HUMAN FACTORS ENGINEERING (HFE) Interviewee: Becky Lee ’22 from Staten Island, NY (Who’s this stranger?) And now we’ve come to the best major of all (not that I’m biased as the author): human factors engineering (HFE)! What is this? Allow me to explain… Human factors engineering, also known as engineering psychology or ergonomics, is yet another multidisciplinary field of study that incorporates psychology, biology, computer science, cognitive brain science, and mechanical engineering. Human factors engineers study how people interact with objects and how their mental, emotional, and physical states change. In other words, they incorporate the “human element” when designing products, processes, and systems that are safe and easy for people to use. The goal of HFE is to reduce human error, increase productivity, and enhance the user experience. Although many gravitate towards user interface/user experience (UI/ UX) research, web design, artificial intelligence, and human-robot interaction, some students are applying the design thinking learned in classes to business fields like marketing and behavioral economics. Other students research for the military (fun fact: HFE began in the military), design medical devices, investigate transportation accidents, and handle communications. At its core, this major is incredibly innovative, and Tufts is one of the few universities that offer it as an undergraduate major. At Tufts, HFE is housed in the Mechanical Engineering Department, but it is not an ABET-accredited engineering degree since it is such a new, multidisciplinary major. Without the structure of ABET, however, Tufts students have a bit more flexibility in the classes they take and can choose their focus, whether it be in computer science, graphic design, product design, or something else entirely! At the same time, being under the Mechanical Engineering Department means students in this major can participate in the co-op program. The best of both worlds! Also, this is definitely an elevator pitch for HFE. Are you sold yet?

MECHANICAL ENGINEERING (MECHE) Interviewee: Kamar Godoy ’22 from Hawthorne, CA If you like fiddling with gadgets, this last major will really grind your gears (in a good way). If I were to describe mechanical engineering (MechE) in one word, it would be “tangible.” This major involves a lot of hands-on work. MechE deals with anything involving heat transfer, design, and movement in a mechanical system. In other words, mechanical engineers figure out how machines and devices work. Anything from car parts to a dishwasher to bike gears—these are all designed, built, and improved by mechanical engineers. Tufts students learn about mechanics, thermodynamics, material science, micro/nanoelectromechanical systems. They also learn about engineering ethics and how to design projects that will have a global impact. After all, since machinery is everywhere, no industry is beyond the scope of mechanical engineering.

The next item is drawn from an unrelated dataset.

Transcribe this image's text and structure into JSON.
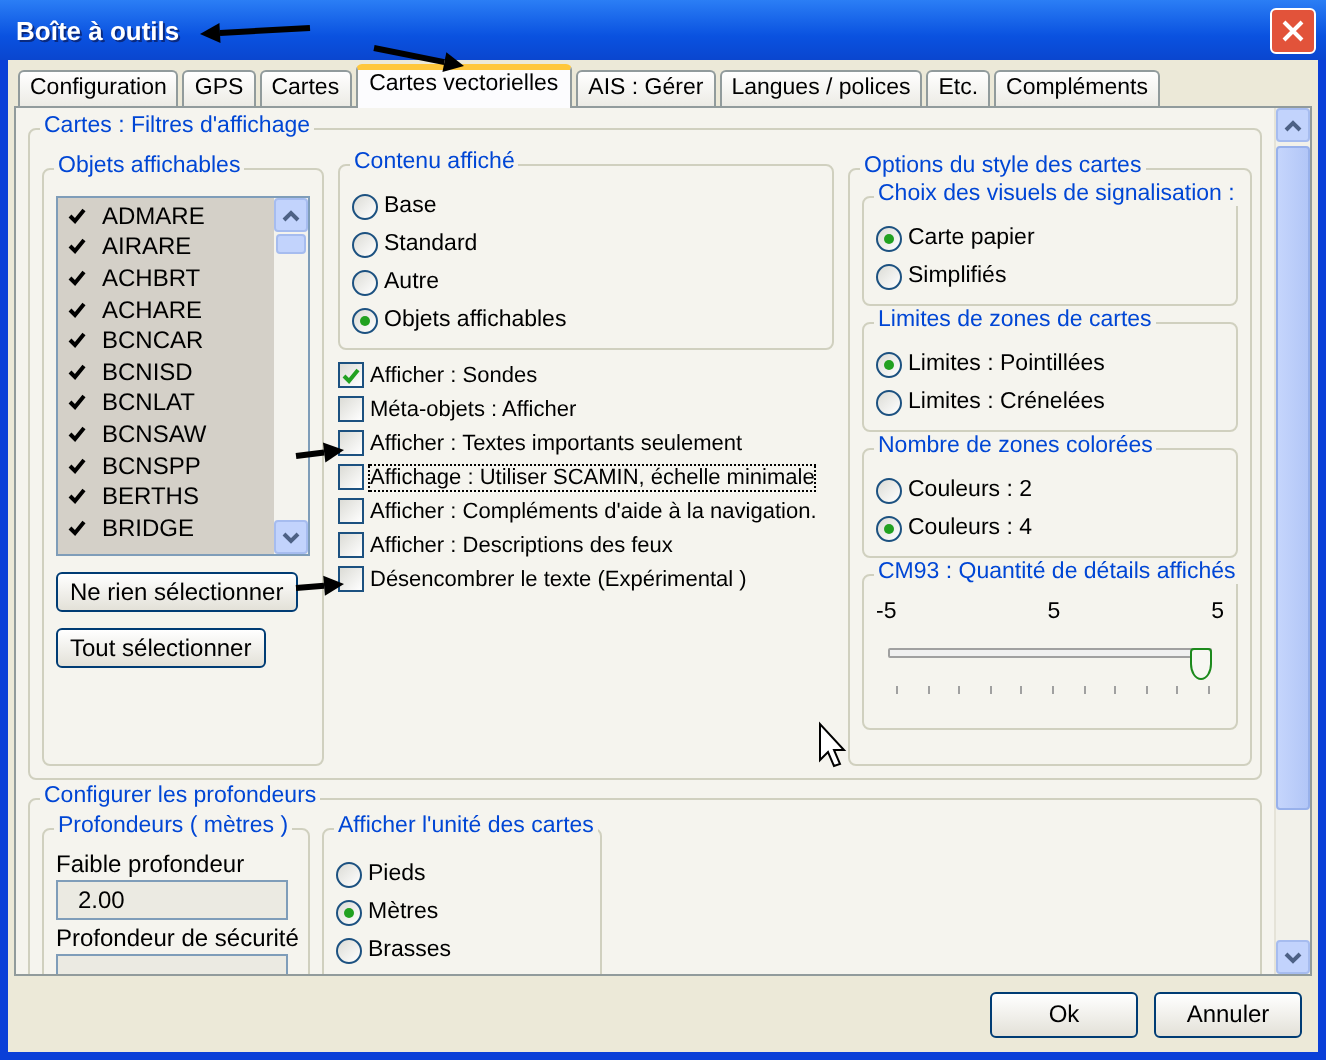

Students are encouraged to look beyond gears and levers by branching out into the worlds of sustainable energy, biological systems, and the human brain. No wonder it’s the most popular engineering major at Tufts! To get hands-on experience in a hands-on major, Tufts students can participate in our co-op program. They can also complete projects in design labs and machine shops. The Bray Lab and Nolop FAST Facility are some of the most popular makerspaces visited by our MechE students, who take full advantage of the state-of-the-art equipment. Recently, students have made a medical prosthesis called the iWalker 2.0 and designed air-sensitive sensors for COVID-19 respirators. Others are working on an exoskeleton made with soft robotics, and many more are researching small search and rescue robot designs.

If you’re still reading this, congratulations! You have the stick-to-itiveness necessary to be an engineer. You’re certainly more knowledgeable than I was when I was in your shoes. So, can we consider this “major conundrum” resolved? Phew! Now, maybe one of these majors caught your attention. I encourage you to explore more! Be curious! Challenge yourself! And keep in mind, you don’t have to know which major is right for you when you apply to the School of Engineering. You have until the spring of your first year to declare, and there’s a ton of exploration beforehand. Who knows, perhaps one day you and I will collaborate to solve big world problems as fellow engineers.